In Stich’s second thriller featuring the Afterlife Society (The Assassination Race, 2013, etc.), members race to stop an apparently possessed man from revealing details of the secret society, only to find something far more sinister at work.
Edward Bloodgood, the new and inexperienced king of a society that promotes street racing to maintain interplanetary peace, has a problem: He fired some great racers because they were hardened criminals, and now the extraterrestrial investors are bored. He tracks down the racers and learns that one, Vinny, is institutionalized, levitating objects and exhibiting the effects of a demonic possession. Meanwhile, Nikolas, leader of the Knights, a motorcycle gang, assists the society in locating Vinny and is also enlisted to protect his pal Fernando, a congressman who’s scared for his life and experiencing strange convulsions. Edward and racer Deidra soon realize there are strange goings-on, and it may have to do with Fernando. Stich, as in her previous book, injects a good deal of humor. But this time, Edward’s denseness is more endearing and more comical, for instance, his mangling Deidra’s metaphor on the difficulty of finding new racers: They’re “as easy to replace as a catalytic converter without the right ramp thing and something about bolts.” Fully drawn characters and ample dramatic interaction add to the pleasure, as do aliens and, as the title playfully teases, a wolf. Characters are often entrenched in melodrama, such as Deidra’s former lover, Nikolas, whose presence forces Edward to reassess his relationship with her. Likewise, Deidra is torn between the two men. The author knows how to turn details into images—a priest riding a Harley is particularly memorable.
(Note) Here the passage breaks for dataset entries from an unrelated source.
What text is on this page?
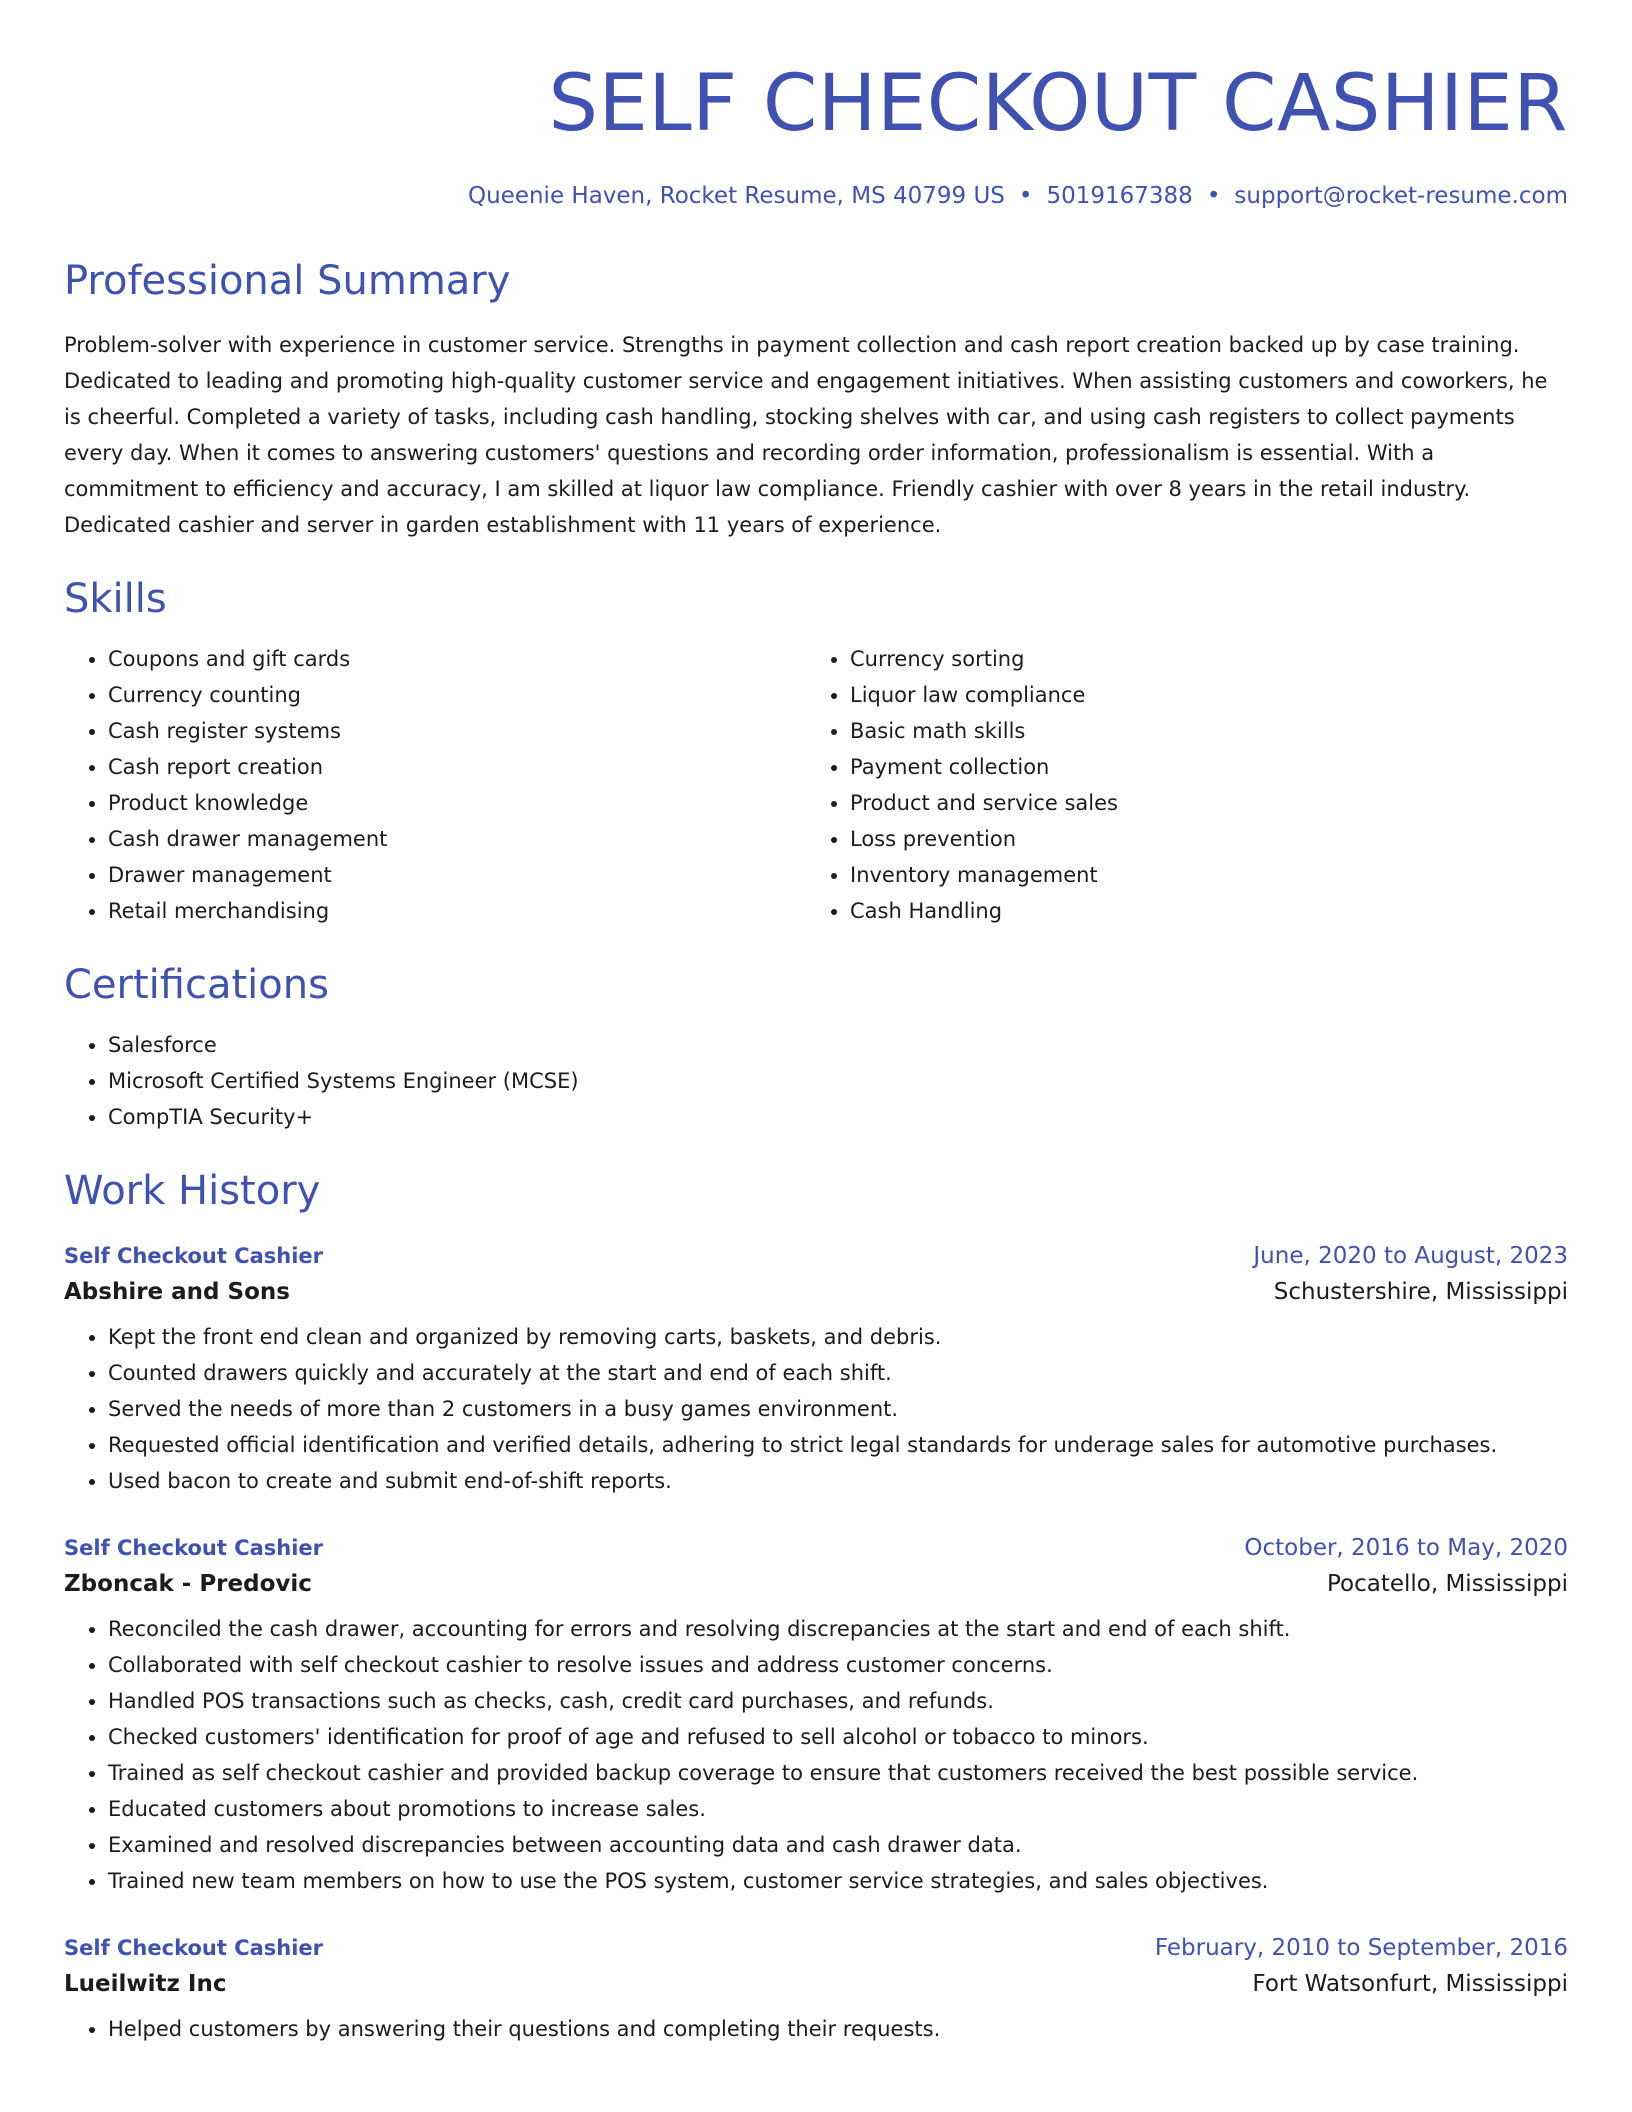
SELF CHECKOUT CASHIER
Queenie Haven, Rocket Resume, MS 40799 US • 5019167388 • support@rocket-resume.com
Professional Summary
Problem-solver with experience in customer service. Strengths in payment collection and cash report creation backed up by case training. Dedicated to leading and promoting high-quality customer service and engagement initiatives. When assisting customers and coworkers, he is cheerful. Completed a variety of tasks, including cash handling, stocking shelves with car, and using cash registers to collect payments every day. When it comes to answering customers' questions and recording order information, professionalism is essential. With a commitment to efficiency and accuracy, I am skilled at liquor law compliance. Friendly cashier with over 8 years in the retail industry. Dedicated cashier and server in garden establishment with 11 years of experience.
Skills
• Coupons and gift cards
• Currency counting
• Cash register systems
• Cash report creation
• Product knowledge
• Cash drawer management
• Drawer management
• Retail merchandising
• Currency sorting
• Liquor law compliance
• Basic math skills
• Payment collection
• Product and service sales
• Loss prevention
• Inventory management
• Cash Handling
Certifications
• Salesforce
• Microsoft Certified Systems Engineer (MCSE)
• CompTIA Security+
Work History
Self Checkout Cashier	June, 2020 to August, 2023
Abshire and Sons	Schustershire, Mississippi
• Kept the front end clean and organized by removing carts, baskets, and debris.
• Counted drawers quickly and accurately at the start and end of each shift.
• Served the needs of more than 2 customers in a busy games environment.
• Requested official identification and verified details, adhering to strict legal standards for underage sales for automotive purchases.
• Used bacon to create and submit end-of-shift reports.
Self Checkout Cashier	October, 2016 to May, 2020
Zboncak - Predovic	Pocatello, Mississippi
• Reconciled the cash drawer, accounting for errors and resolving discrepancies at the start and end of each shift.
• Collaborated with self checkout cashier to resolve issues and address customer concerns.
• Handled POS transactions such as checks, cash, credit card purchases, and refunds.
• Checked customers' identification for proof of age and refused to sell alcohol or tobacco to minors.
• Trained as self checkout cashier and provided backup coverage to ensure that customers received the best possible service.
• Educated customers about promotions to increase sales.
• Examined and resolved discrepancies between accounting data and cash drawer data.
• Trained new team members on how to use the POS system, customer service strategies, and sales objectives.
Self Checkout Cashier	February, 2010 to September, 2016
Lueilwitz Inc	Fort Watsonfurt, Mississippi
• Helped customers by answering their questions and completing their requests.
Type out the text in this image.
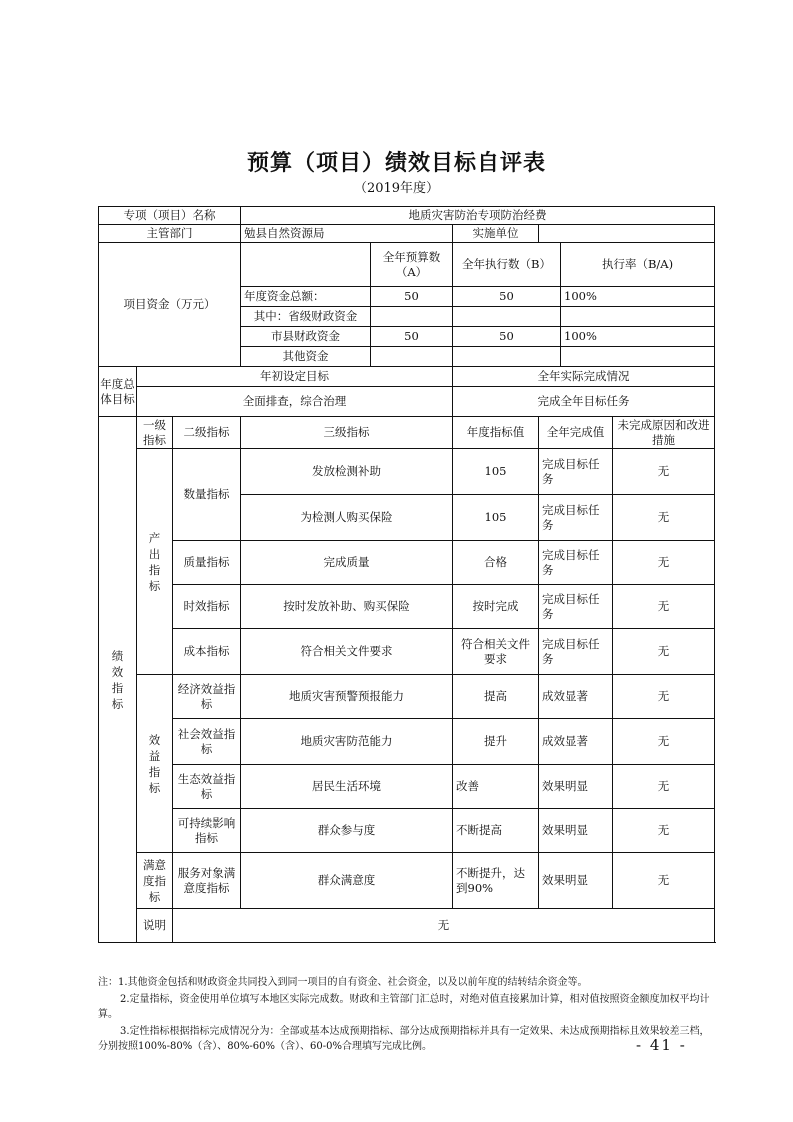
预算（项目）绩效目标自评表
（2019年度）
专项（项目）名称			地质灾害防治专项防治经费					
主管部门			勉县自然资源局		实施单位			
项目资金（万元）				全年预算数（A）	全年执行数（B）		执行率（B/A)	
			年度资金总额：	50	50		100%	
			其中：省级财政资金					
			市县财政资金	50	50		100%	
			其他资金					
年度总体目标	年初设定目标				全年实际完成情况			
	全面排查，综合治理				完成全年目标任务			
绩效指标	一级指标	二级指标	三级指标		年度指标值	全年完成值		未完成原因和改进措施
	产出指标	数量指标	发放检测补助		105	完成目标任务		无
			为检测人购买保险		105	完成目标任务		无
		质量指标	完成质量		合格	完成目标任务		无
		时效指标	按时发放补助、购买保险		按时完成	完成目标任务		无
		成本指标	符合相关文件要求		符合相关文件要求	完成目标任务		无
	效益指标	经济效益指标	地质灾害预警预报能力		提高	成效显著		无
		社会效益指标	地质灾害防范能力		提升	成效显著		无
		生态效益指标	居民生活环境		改善	效果明显		无
		可持续影响指标	群众参与度		不断提高	效果明显		无
	满意度指标	服务对象满意度指标	群众满意度		不断提升，达到90%	效果明显		无
	说明	无						

注：1.其他资金包括和财政资金共同投入到同一项目的自有资金、社会资金，以及以前年度的结转结余资金等。

2.定量指标，资金使用单位填写本地区实际完成数。财政和主管部门汇总时，对绝对值直接累加计算，相对值按照资金额度加权平均计算。

3.定性指标根据指标完成情况分为：全部或基本达成预期指标、部分达成预期指标并具有一定效果、未达成预期指标且效果较差三档，分别按照100%-80%（含）、80%-60%（含）、60-0%合理填写完成比例。	- 41 -
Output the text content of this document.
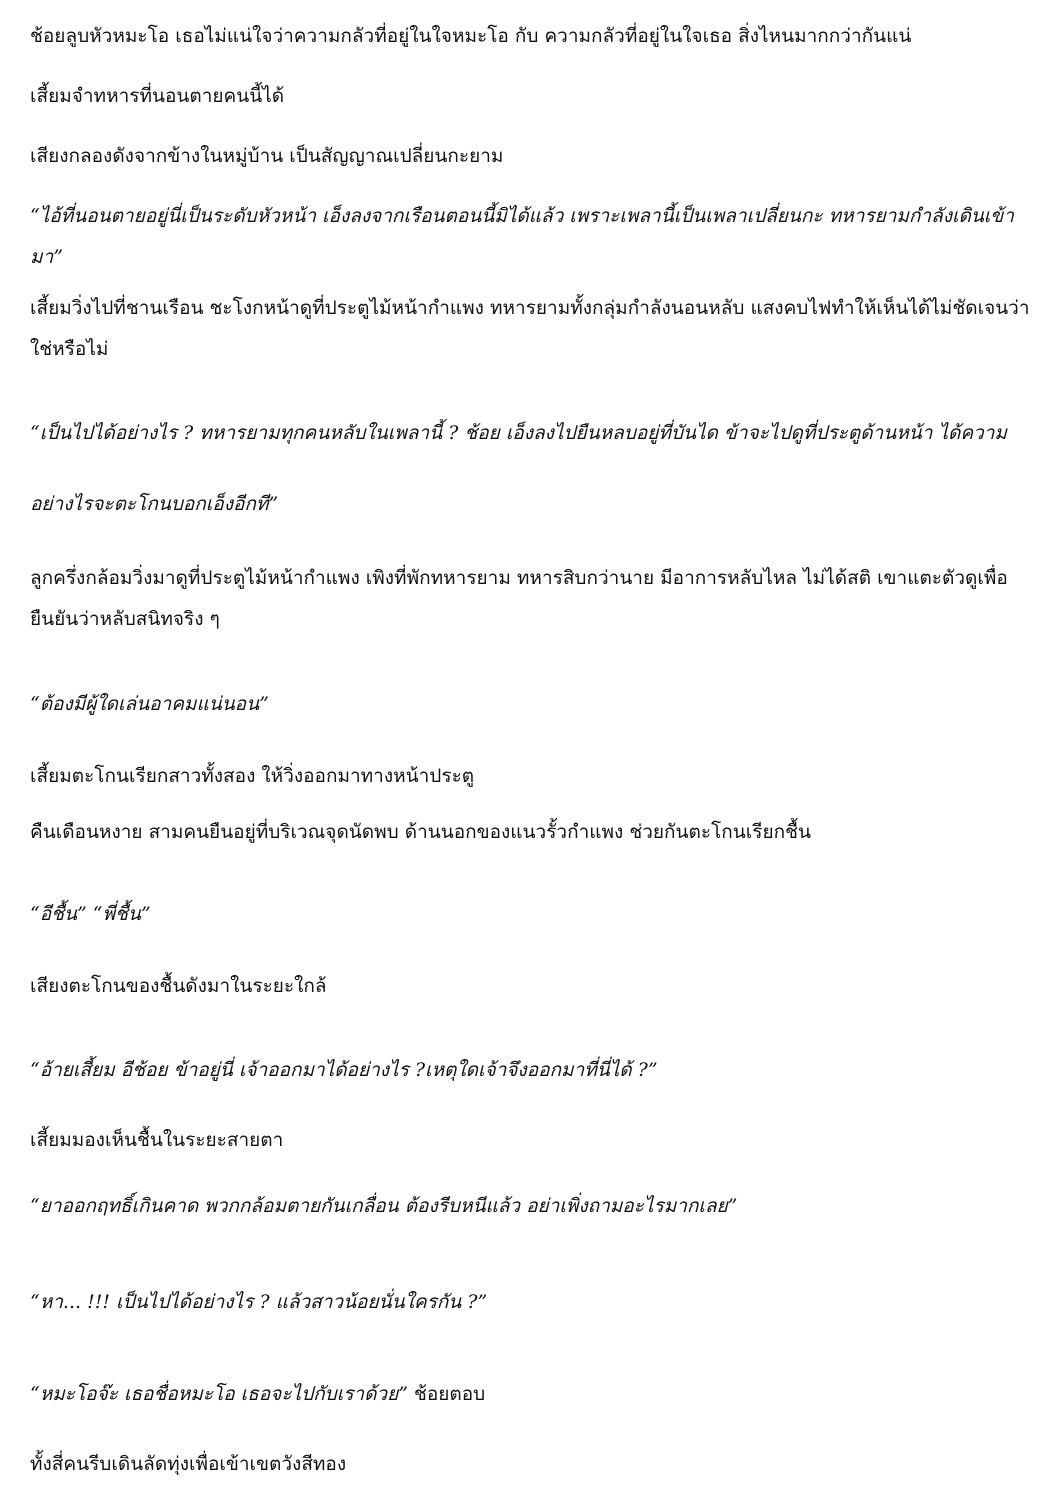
ช้อยลูบหัวหมะโอ เธอไม่แน่ใจว่าความกลัวที่อยู่ในใจหมะโอ กับ ความกลัวที่อยู่ในใจเธอ สิ่งไหนมากกว่ากันแน่

เสี้ยมจำทหารที่นอนตายคนนี้ได้

เสียงกลองดังจากข้างในหมู่บ้าน เป็นสัญญาณเปลี่ยนกะยาม

“ไอ้ที่นอนตายอยู่นี่เป็นระดับหัวหน้า เอ็งลงจากเรือนตอนนี้มิได้แล้ว เพราะเพลานี้เป็นเพลาเปลี่ยนกะ ทหารยามกำลังเดินเข้ามา”

เสี้ยมวิ่งไปที่ชานเรือน ชะโงกหน้าดูที่ประตูไม้หน้ากำแพง ทหารยามทั้งกลุ่มกำลังนอนหลับ แสงคบไฟทำให้เห็นได้ไม่ชัดเจนว่าใช่หรือไม่

“เป็นไปได้อย่างไร ? ทหารยามทุกคนหลับในเพลานี้ ? ช้อย เอ็งลงไปยืนหลบอยู่ที่บันได ข้าจะไปดูที่ประตูด้านหน้า ได้ความอย่างไรจะตะโกนบอกเอ็งอีกที”

ลูกครึ่งกล้อมวิ่งมาดูที่ประตูไม้หน้ากำแพง เพิงที่พักทหารยาม ทหารสิบกว่านาย มีอาการหลับไหล ไม่ได้สติ เขาแตะตัวดูเพื่อยืนยันว่าหลับสนิทจริง ๆ

“ต้องมีผู้ใดเล่นอาคมแน่นอน”

เสี้ยมตะโกนเรียกสาวทั้งสอง ให้วิ่งออกมาทางหน้าประตู

คืนเดือนหงาย สามคนยืนอยู่ที่บริเวณจุดนัดพบ ด้านนอกของแนวรั้วกำแพง ช่วยกันตะโกนเรียกชื้น

“อีชื้น” “พี่ชื้น”

เสียงตะโกนของชื้นดังมาในระยะใกล้

“อ้ายเสี้ยม อีช้อย ข้าอยู่นี่ เจ้าออกมาได้อย่างไร ?เหตุใดเจ้าจึงออกมาที่นี่ได้ ?”

เสี้ยมมองเห็นชื้นในระยะสายตา

“ยาออกฤทธิ์เกินคาด พวกกล้อมตายกันเกลื่อน ต้องรีบหนีแล้ว อย่าเพิ่งถามอะไรมากเลย”

“หา... !!! เป็นไปได้อย่างไร ? แล้วสาวน้อยนั่นใครกัน ?”

“หมะโอจ๊ะ เธอชื่อหมะโอ เธอจะไปกับเราด้วย” ช้อยตอบ

ทั้งสี่คนรีบเดินลัดทุ่งเพื่อเข้าเขตวังสีทอง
Farce regularly acts as a counterpoint to many of the more serious moments; Edward’s powerful status among the others is sometimes in question as he fumbles orders, but Deidra, when recruiting help, bolsters the man’s authority with a hysterical warning that an angry Edward is prone to using a corkscrew as a weapon.
A character-driven story with traces of comedy, as in Stich’s first novel, but more polished and self-assured.